キンダーガーテン五      ~ここが居場所~
「「「「おめでとう!!」」」」

唯のお家とは違って

とっても賑やかな悠君の実家。

玄関を潜ると、クラッカーでお出迎えされてびっくり。

「唯ちゃん、ありがとう。
悠人の事…………お願いね。」と

優しく話してくれるお義母さん。

「これからは、ここが唯ちゃんの実家だからね。
遠慮せず甘えるんだよ。」と

悠君に言わせると………怖い筈のお義父さん。

「悠人、でかした!!
これで正真正銘………唯は私の妹だね。
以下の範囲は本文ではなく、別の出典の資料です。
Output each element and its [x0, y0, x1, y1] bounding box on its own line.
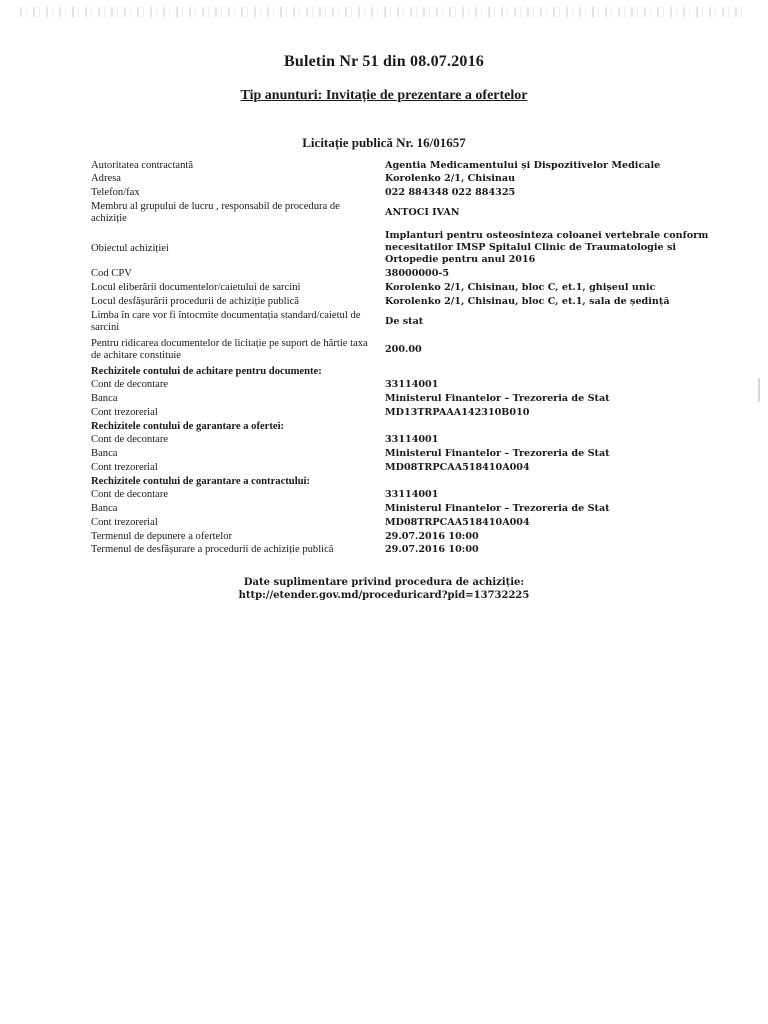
row-label: Banca [91, 448, 118, 459]
row-label: Cont de decontare [91, 379, 169, 390]
row-value: 38000000-5 [385, 268, 450, 279]
additional-info [0, 576, 768, 602]
row-label: Adresa [91, 173, 122, 184]
row-value: MD08TRPCAA518410A004 [385, 517, 530, 528]
row-value: Ministerul Finantelor – Trezoreria de Stat [385, 393, 610, 404]
row-label: Autoritatea contractantă [91, 160, 194, 171]
tender-number: Licitație publică Nr. 16/01657 [302, 135, 466, 150]
row-label: Banca [91, 393, 118, 404]
row-value: 29.07.2016 10:00 [385, 531, 479, 542]
bulletin-title: Buletin Nr 51 din 08.07.2016 [284, 53, 484, 70]
row-value: 33114001 [385, 434, 439, 445]
row-label: Cont trezorerial [91, 407, 158, 418]
row-value: Korolenko 2/1, Chisinau, bloc C, et.1, ghișeul unic [385, 282, 656, 293]
row-value: 022 884348 022 884325 [385, 187, 516, 198]
additional-info-label: Date suplimentare privind procedura de achiziție: [243, 577, 525, 588]
row-label: Pentru ridicarea documentelor de licitație pe suport de hârtie taxa de achitare constituie [91, 338, 368, 361]
row-section-header: Rechizitele contului de achitare pentru documente: [91, 366, 322, 377]
row-value: Implanturi pentru osteosinteza coloanei vertebrale conform necesitatilor IMSP Spitalul Clinic de Traumatologie si Ortopedie pentru anul 2016 [385, 230, 709, 265]
row-value: MD08TRPCAA518410A004 [385, 462, 530, 473]
row-label: Locul eliberării documentelor/caietului de sarcini [91, 282, 301, 293]
row-label: Termenul de depunere a ofertelor [91, 531, 233, 542]
row-value: 33114001 [385, 379, 439, 390]
row-label: Banca [91, 503, 118, 514]
row-label: Cont de decontare [91, 489, 169, 500]
row-label: Cont de decontare [91, 434, 169, 445]
row-label: Cod CPV [91, 268, 132, 279]
row-value: Korolenko 2/1, Chisinau, bloc C, et.1, sala de ședință [385, 296, 670, 307]
row-value: 200.00 [385, 344, 422, 355]
row-label: Telefon/fax [91, 187, 140, 198]
row-label: Limba în care vor fi întocmite documentația standard/caietul de sarcini [91, 310, 361, 333]
row-value: Ministerul Finantelor – Trezoreria de Stat [385, 448, 610, 459]
row-label: Obiectul achiziției [91, 243, 169, 254]
row-section-header: Rechizitele contului de garantare a ofertei: [91, 421, 285, 432]
procedure-link[interactable]: http://etender.gov.md/proceduricard?pid=13732225 [238, 590, 530, 601]
row-label: Cont trezorerial [91, 517, 158, 528]
row-value: 33114001 [385, 489, 439, 500]
row-value: MD13TRPAAA142310B010 [385, 407, 530, 418]
row-value: ANTOCI IVAN [385, 207, 460, 218]
row-label: Termenul de desfășurare a procedurii de achiziție publică [91, 544, 334, 555]
row-label: Cont trezorerial [91, 462, 158, 473]
row-section-header: Rechizitele contului de garantare a contractului: [91, 476, 310, 487]
row-label: Locul desfășurării procedurii de achiziție publică [91, 296, 299, 307]
row-value: De stat [385, 316, 424, 327]
row-value: Agentia Medicamentului și Dispozitivelor Medicale [385, 160, 661, 171]
row-label: Membru al grupului de lucru , responsabil de procedura de achiziție [91, 201, 340, 224]
row-value: Korolenko 2/1, Chisinau [385, 173, 516, 184]
row-value: Ministerul Finantelor – Trezoreria de Stat [385, 503, 610, 514]
row-value: 29.07.2016 10:00 [385, 544, 479, 555]
announcement-type: Tip anunturi: Invitație de prezentare a ofertelor [240, 88, 528, 103]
」と

明るい美香お姉ちゃんに抱きつかれ。

「悠人………
良かったな。
唯ちゃん………幸せにしてもらうんだよ。」と

いつもからかうお兄ちゃんに、しんみり言われて………。

ここも唯の家族なんだ………って実感すると。

嬉しくて涙が溢れた。

「直ぐ泣く~」ってからかう悠君の目も潤んでいて…………。

悠君と結婚する事で出来た新しい出逢いを

噛みしめていた。

「ほらほら。
お祝いの席で涙は、禁物よ。」

そっとハンカチを渡してくれながら

「明後日から旅行でしょ?
大樹が幼稚園の間にお祝いして早く帰って
二人でゆっくり準備しなさい。」と………。

「お袋………良いの?」

めったに帰って来ない悠君。

唯とお付き合いするまでは、年に一度帰れば良い方だったとか………。

だから

いつもお義母さんは、少しでも長くいて欲しいと思っているのに………。

悠君もそれが分かっているから

結婚した今回は、挨拶を兼ねて一泊して。

明後日、旅行に行く事にしたの。